Общим для всех направлений областничества можно считать последовательное отстаивание принципов федерализма в различных его формах (от автономизма и децентрализации до перехода к конфедеративному устройству государства). Наиболее же существенные различия в областничестве следует отметить в решении национального вопроса. Не случайно к украинофильству восходит конфронтационная идеология национализма, а сибирское областничество, напротив, разработало программу поддержки и развития сибирских инородцев[12], а также обосновывало неизбежность формирования особого «сибирского этнического типа» русского народа. Национальный вопрос недаром оказался столь важным для областнической программы. Областники были выходцами из регионов межэтнических, межкультурных и межрелигиозных контактов. Вопросы метисации населения, сохранения самобытной культуры, перспективы ассимиляционного (но взаимовыгодного) поглощения инородных национальных элементов, взращивание местной, в том числе и инородческой интеллигенции, – занимали не последнее место в учении областников.

Источники формирования областнической идеологии многообразны. Ближе всего к областничеству примыкают философские установки народничества. Долгое время в советской историографии содержательный анализ областничества (а не критически-разоблачительное или даже откровенно обличительное рассмотрение истории и деятельности областников) допускался лишь в рамках изучения народничества. Областники были знакомы и часто сотрудничали со многими представителями народничества (в большей степени это относится к сибирским областникам), однако областничество – это не разновидность народничества. Сближение с народничеством происходило на почве общедемократического мировоззрения и известной оппозиционности обоих движений. Философия областничества не противоречит учению народников, она просто обращается в основном к другим проблемам и темам. Так же, как и народники, областники ориентировались на философию позитивизма и близкие позитивизму естественнонаучные концепции. Наибольшее влияние здесь на философию областничества оказали учение Т. Г. Бокля и теории К. Бэра и Ч. Дарвина. Можно вспомнить, что первый русский перевод «Истории цивилизации в Англии» Т. Г. Бокля был сделан К. Н. Бестужевым-Рюминым. Принципы географического детерминизма и органицизма послужили основой для многих обобщений областнической идеологии и философских выводов. Сама идея «областной истории», реализованная в исторических трудах А. П. Щапова, исходила из принципа природно-климатической обусловленности социально-исторического развития. Колонизация, а не централизация, по мысли А. П. Щапова, выступала главным фактором образования русского государства.

Из органического единства «земли и воды», «города и села», по логике отношений целого и частей, складывалось русское государство. Отдельные земли и области, срастающиеся в государство, естественно различались не только в географическом, но и в этнографическом отношении.

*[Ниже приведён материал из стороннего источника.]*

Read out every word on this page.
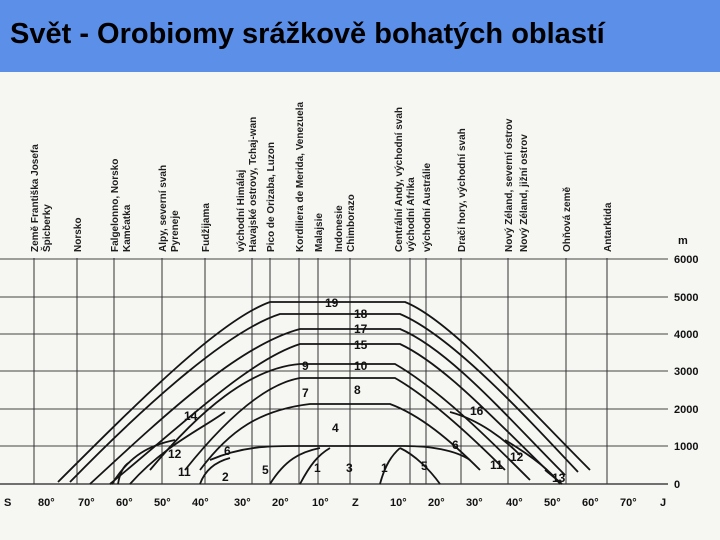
Svět - Orobiomy srážkově bohatých oblastí
m
6000
5000
4000
3000
2000
1000
0
S 80° 70° 60° 50° 40° 30° 20° 10° Z	10° 20° 30° 40° 50° 60° 70° J
Země Františka Josefa Špicberky Norsko	Falgelonno, Norsko Kamčatka	Alpy, severní svah Pyreneje Fudžijama východní Himálaj Havajské ostrovy, Tchaj-wan Pico de Orizaba, Luzon Kordiliera de Merida, Venezuela Malajsie Indonesie Chimborazo	Centrální Andy, východní svah východní Afrika východní Austrálie Dračí hory, východní svah	Nový Zéland, severní ostrov Nový Zéland, jižní ostrov	Ohňová země	Antarktida
19
18
17
15
9	10
7	8
14	16
4
12	6
11	2	5	1 3 1	5
6
11
12
13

Колонизация приводила к смешению русского населения с финно-угорскими и тюрко-монгольскими народами. Следствием метисации стало формирование областных этнических типов русского народа (в частности, малорусского и сибирского). Активнее всего метисация происходила на окраинах государства. Так формировались областные этнические типы. Исходной формой исторической жизни русского народа была местно-областная. С периода Смутного времени преобладающей становится государственно-союзная форма. В качестве альтернативы процессу централизации в XVII в. А. П. Щапов рассматривал русский раскол старообрядчества. В культурной же истории России областники выделяли два этапа: «непосредственно-натуральный» или «инстинктивный» и «разумно-сознательный» или «рациональный» (с Петра I). С эпохи Петра I государство взяло на себя роль просвещения народа, в XIX в. эта задача переходит к интеллигенции. Иными словами, областничество сознавало себя прежде всего просветительским движением, призванным пробудить духовные силы народа. Философия же понималась ими как высшая форма народного самосознания, выразителем которого является интеллигенция.

В особенностях и различиях природно-климатической среды находил опору и сепаратистский потенциал областничества. Климат, настаивал Г. Н. Потанин, – «самый упорный сепаратист». «В климате Сибири прочный залог обособления сибирского населения, как в физическом, так и в духовном отношениях», – писал он в статье «Нужды Сибири» (1908)[13]. Г. Н. Потанин подчеркивал, что областничество является идеологией культурного самоопределения для русских жителей Сибири и инородцев, поэтому за областничеством он признавал лишь «культурный сепаратизм». Программные статьи Г. Н. Потанина «Областническая тенденция в Сибири» и «Нужды Сибири», опубликованные в 1907 и 1908 г., не столько формулировали программу сибирского областничества, к тому времени уже давно сложившуюся, сколько подводили известный итог. Тем интереснее заключение Г. Н. Потанина о неизбежности областного деления России. «Обширная территория, – отмечал он, – не может не расчлениться на отдельные области, хотя бы связь между ними и продолжала сохраняться. Это расчленение должно установиться не на этнографических, а на экономических особенностях в силу того, что физические условия в различных областях империи различны. Сибирь в ряду других областей, в которых проявляется стремление к областничеству или автономии, выделяется тем, что в ней эта идея не связывается и не связывалась с национальной идеей. Основа сибирской идеи чисто территориальная»[14].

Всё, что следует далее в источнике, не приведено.